« Le cercle des noyés » est un film documentaire réalisé par Pierre Yves Vanderweerd, un réalisateur belge. Ce film raconte l’histoire douloureuse des détenus de la prison de Oualata. Ce film, qui a eu beaucoup de succès en Europe sera projeté selon toute vraisemblance, entre le 23 et le 29 juin en Mauritanie. En attendant la projection du film dans notre pays, Fara Bâ, narrateur du film, a bien voulu nous en parler un peu plus sur ce film.
Le Rénovateur : Comment une expérience carcérale a-t-elle pu inspirer un film ?
Fara Bâ : Ce film est né d’une rencontre entre le cinéaste belge Pierre Yves Vanderweerd et moi. Je lui ai raconté mon histoire en tant qu’ancien détenu politique du bagne de Oualata et l’histoire l’avait beaucoup bouleversée. De là nous avons voulu réaliser cette histoire.

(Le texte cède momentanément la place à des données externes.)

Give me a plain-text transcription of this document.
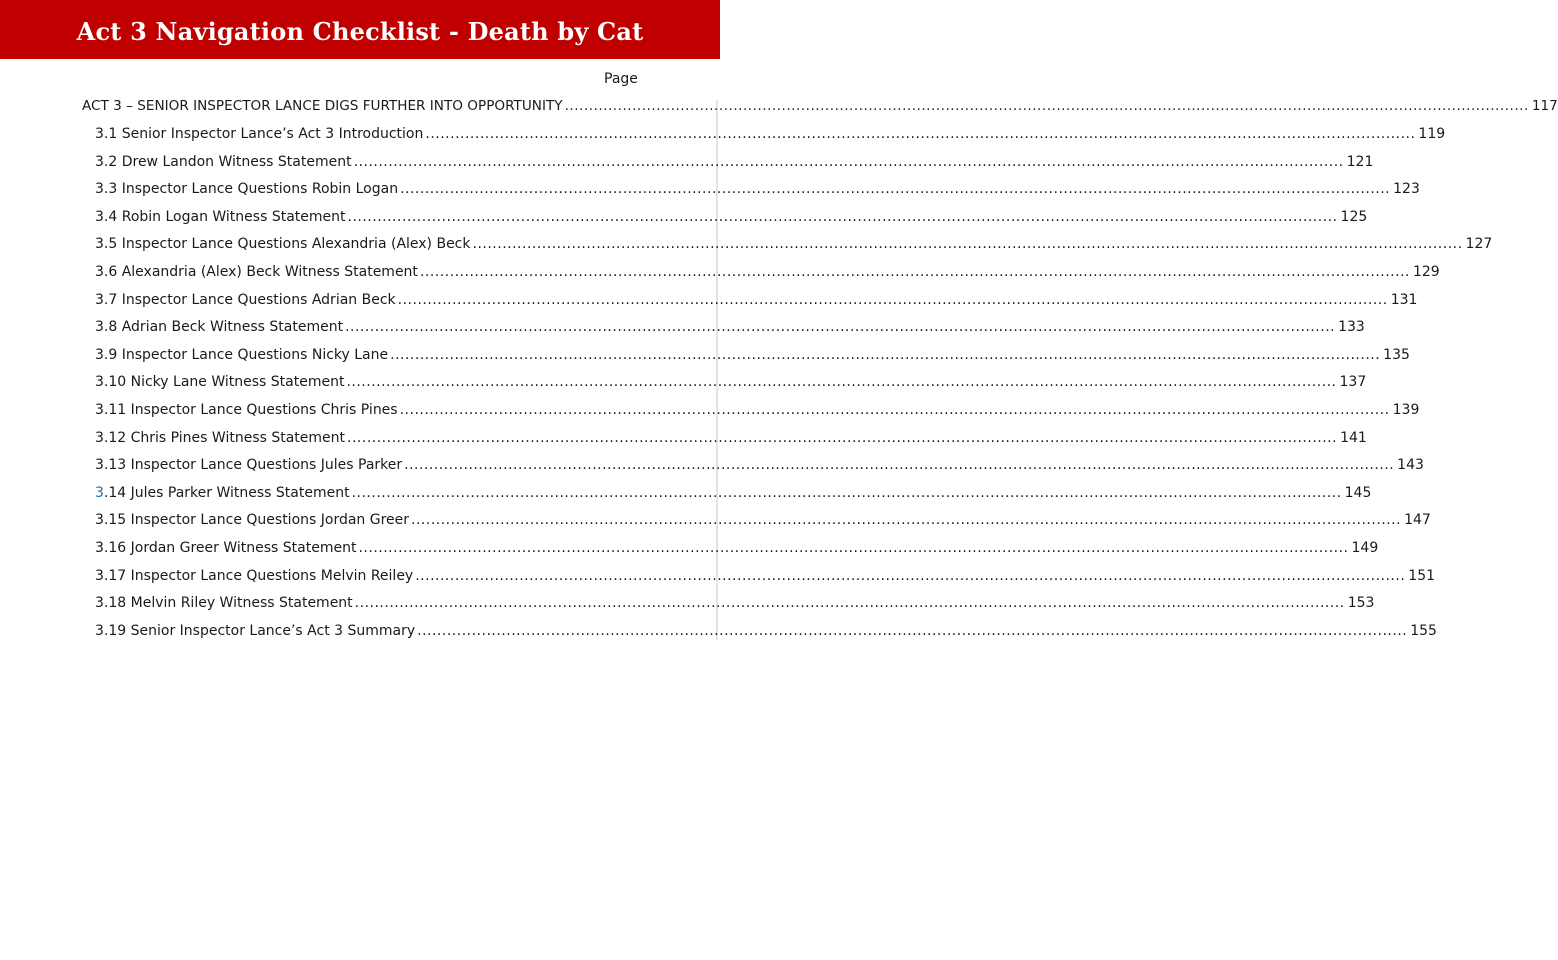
Act 3 Navigation Checklist - Death by Cat
Page
ACT 3 – SENIOR INSPECTOR LANCE DIGS FURTHER INTO OPPORTUNITY ........................................................................................................................................................................................................ 117
3.1 Senior Inspector Lance’s Act 3 Introduction ........................................................................................................................................................................................................ 119
3.2 Drew Landon Witness Statement ........................................................................................................................................................................................................ 121
3.3 Inspector Lance Questions Robin Logan ........................................................................................................................................................................................................ 123
3.4 Robin Logan Witness Statement ........................................................................................................................................................................................................ 125
3.5 Inspector Lance Questions Alexandria (Alex) Beck ........................................................................................................................................................................................................ 127
3.6 Alexandria (Alex) Beck Witness Statement ........................................................................................................................................................................................................ 129
3.7 Inspector Lance Questions Adrian Beck ........................................................................................................................................................................................................ 131
3.8 Adrian Beck Witness Statement ........................................................................................................................................................................................................ 133
3.9 Inspector Lance Questions Nicky Lane ........................................................................................................................................................................................................ 135
3.10 Nicky Lane Witness Statement ........................................................................................................................................................................................................ 137
3.11 Inspector Lance Questions Chris Pines ........................................................................................................................................................................................................ 139
3.12 Chris Pines Witness Statement ........................................................................................................................................................................................................ 141
3.13 Inspector Lance Questions Jules Parker ........................................................................................................................................................................................................ 143
3.14 Jules Parker Witness Statement ........................................................................................................................................................................................................ 145
3.15 Inspector Lance Questions Jordan Greer ........................................................................................................................................................................................................ 147
3.16 Jordan Greer Witness Statement ........................................................................................................................................................................................................ 149
3.17 Inspector Lance Questions Melvin Reiley ........................................................................................................................................................................................................ 151
3.18 Melvin Riley Witness Statement ........................................................................................................................................................................................................ 153
3.19 Senior Inspector Lance’s Act 3 Summary ........................................................................................................................................................................................................ 155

C’est un film sur les droits humains. C’est un travail de mémoire que nous avons fait ensemble, un devoir de mémoire parce que celle-ci, il faut la préserver. Il faut donner de la valeur à la mémoire. C’est un film contre l’oubli. C’est très important de faire cette mise au point. Nous pensons également que ce film pourrait servir de thérapie en Mauritanie, parce que nous avons fait une véritable descente aux enfers pendant la garde-à-vue en prison. Nous avons subi les tortures les plus atroces et cela a été durement pénible.
Le Rénovateur : Pourquoi le choix sur votre personne pour faire la narration historique ?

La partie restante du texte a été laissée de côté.